Proprio intorno alla sua figura e ai suoi ritratti il Museo di Palazzo Grimani, Venetian Heritage e Colnaghi hanno costruito la mostra «Tintoretto e Giovanni Grimani ritratti a confronto» dedicata alla sua immagine nell’arte (17 aprile-8 settembre, catalogo Marsilio Arte). La rassegna, a cura di Toto Bergamo Rossi, Daniele Ferrara e Valeria Finocchi, si inserisce nel percorso di valorizzazione e promozione della storia e delle collezioni del palazzo intrapreso a partire dal 2019 con il riallestimento della Tribuna Grimani e della Sala del Doge grazie alla collaborazione tra la Direzione regionale musei Veneto e Venetian Heritage. In occasione di questa mostra, il «Ritratto di Giovanni Grimani» attribuito a Domenico Tintoretto, già nelle collezioni del museo grazie all’acquisizione e alla donazione dello stesso da parte di Venetian Heritage, si confronta con altri due dipinti di mano del padre Jacopo Tintoretto, testimoniando lo sviluppo iconografico dell’effige del prelato veneziano in una successione che copre diversi decenni tra la seconda metà del XVI secolo e i primi anni del XVII.
Prestito d’eccezione è un olio su tavola di piccole dimensioni raffigurante il «Ritratto del patriarca Giovanni Grimani», recentemente riscoperto in collezione privata dalla Galleria Colnaghi ed esposto per la prima volta al pubblico in quest’occasione.
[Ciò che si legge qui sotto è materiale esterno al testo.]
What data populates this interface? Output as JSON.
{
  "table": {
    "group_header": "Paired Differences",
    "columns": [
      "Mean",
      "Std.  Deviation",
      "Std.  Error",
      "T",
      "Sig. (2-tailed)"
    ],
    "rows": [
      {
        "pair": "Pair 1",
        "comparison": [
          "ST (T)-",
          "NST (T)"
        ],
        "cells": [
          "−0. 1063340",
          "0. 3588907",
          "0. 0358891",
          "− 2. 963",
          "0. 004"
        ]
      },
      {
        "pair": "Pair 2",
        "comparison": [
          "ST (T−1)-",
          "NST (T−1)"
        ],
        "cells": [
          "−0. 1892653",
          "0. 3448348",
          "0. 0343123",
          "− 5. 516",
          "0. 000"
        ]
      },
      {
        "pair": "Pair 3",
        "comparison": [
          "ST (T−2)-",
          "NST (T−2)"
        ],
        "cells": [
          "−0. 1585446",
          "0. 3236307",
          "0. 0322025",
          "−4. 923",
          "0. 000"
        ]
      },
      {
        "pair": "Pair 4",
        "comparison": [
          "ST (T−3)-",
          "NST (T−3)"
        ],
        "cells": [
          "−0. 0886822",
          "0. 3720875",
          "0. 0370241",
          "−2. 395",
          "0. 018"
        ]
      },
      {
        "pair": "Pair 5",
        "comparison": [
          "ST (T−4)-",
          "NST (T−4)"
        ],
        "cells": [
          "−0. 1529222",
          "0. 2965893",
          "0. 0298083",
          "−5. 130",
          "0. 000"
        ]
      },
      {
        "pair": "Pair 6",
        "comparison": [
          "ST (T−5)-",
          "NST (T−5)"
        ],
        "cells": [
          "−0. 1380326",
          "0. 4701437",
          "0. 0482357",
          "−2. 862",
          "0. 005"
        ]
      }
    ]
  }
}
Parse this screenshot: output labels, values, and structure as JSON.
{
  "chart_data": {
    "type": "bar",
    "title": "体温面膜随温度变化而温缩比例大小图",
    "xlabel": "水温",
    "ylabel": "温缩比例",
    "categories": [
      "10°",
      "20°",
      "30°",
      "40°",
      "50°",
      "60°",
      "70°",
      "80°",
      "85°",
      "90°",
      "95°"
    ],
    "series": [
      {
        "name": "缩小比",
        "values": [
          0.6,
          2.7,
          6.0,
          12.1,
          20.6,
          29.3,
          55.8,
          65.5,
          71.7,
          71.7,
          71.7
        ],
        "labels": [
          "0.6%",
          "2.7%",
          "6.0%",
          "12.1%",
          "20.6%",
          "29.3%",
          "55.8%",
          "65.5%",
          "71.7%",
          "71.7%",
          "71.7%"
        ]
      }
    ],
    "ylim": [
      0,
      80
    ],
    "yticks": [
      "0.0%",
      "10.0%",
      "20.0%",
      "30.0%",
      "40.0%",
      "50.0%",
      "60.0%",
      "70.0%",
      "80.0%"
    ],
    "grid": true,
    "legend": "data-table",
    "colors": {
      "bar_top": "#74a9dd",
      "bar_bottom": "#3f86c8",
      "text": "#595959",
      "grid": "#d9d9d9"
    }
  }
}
La tavola è stata realizzata da Jacopo Tintoretto probabilmente come modello per l’esecuzione di due capolavori dell’artista: il «Ritratto del patriarca Giovanni Grimani», di proprietà della Schorr Collection ed esposto in mostra, e il noto «Ritratto di Giovanni Grimani» conservato al Rijksmuseum di Amsterdam.
I ritratti di Giovanni Grimani lo rappresentano vestito del rosso patriarchino, che i vescovi di Aquileia portavano per antico privilegio. In quello di Jacopo Tintoretto è ammantato di porpora cardinalizia con mozzetta di seta moiré, ma ha una espressione triste e disillusa: solo nella finzione pittorica era potuto infatti diventato cardinale. Giovanni torna ora ad abitare le stanze del suo meraviglioso palazzo; un unicum a Venezia per via dei richiami all’architettura romana antica e rinascimentale dell’Urbe.
Quando guardiamo un ritratto, ricordiamoci che non è solo una tela più o meno ben dipinta: dietro c’erano un uomo, o una donna, la loro vita, le loro passioni, grandezze e meschinità. E soprattutto la storia, quella che dovrebbe essere sempre maestra di vita e di pensiero.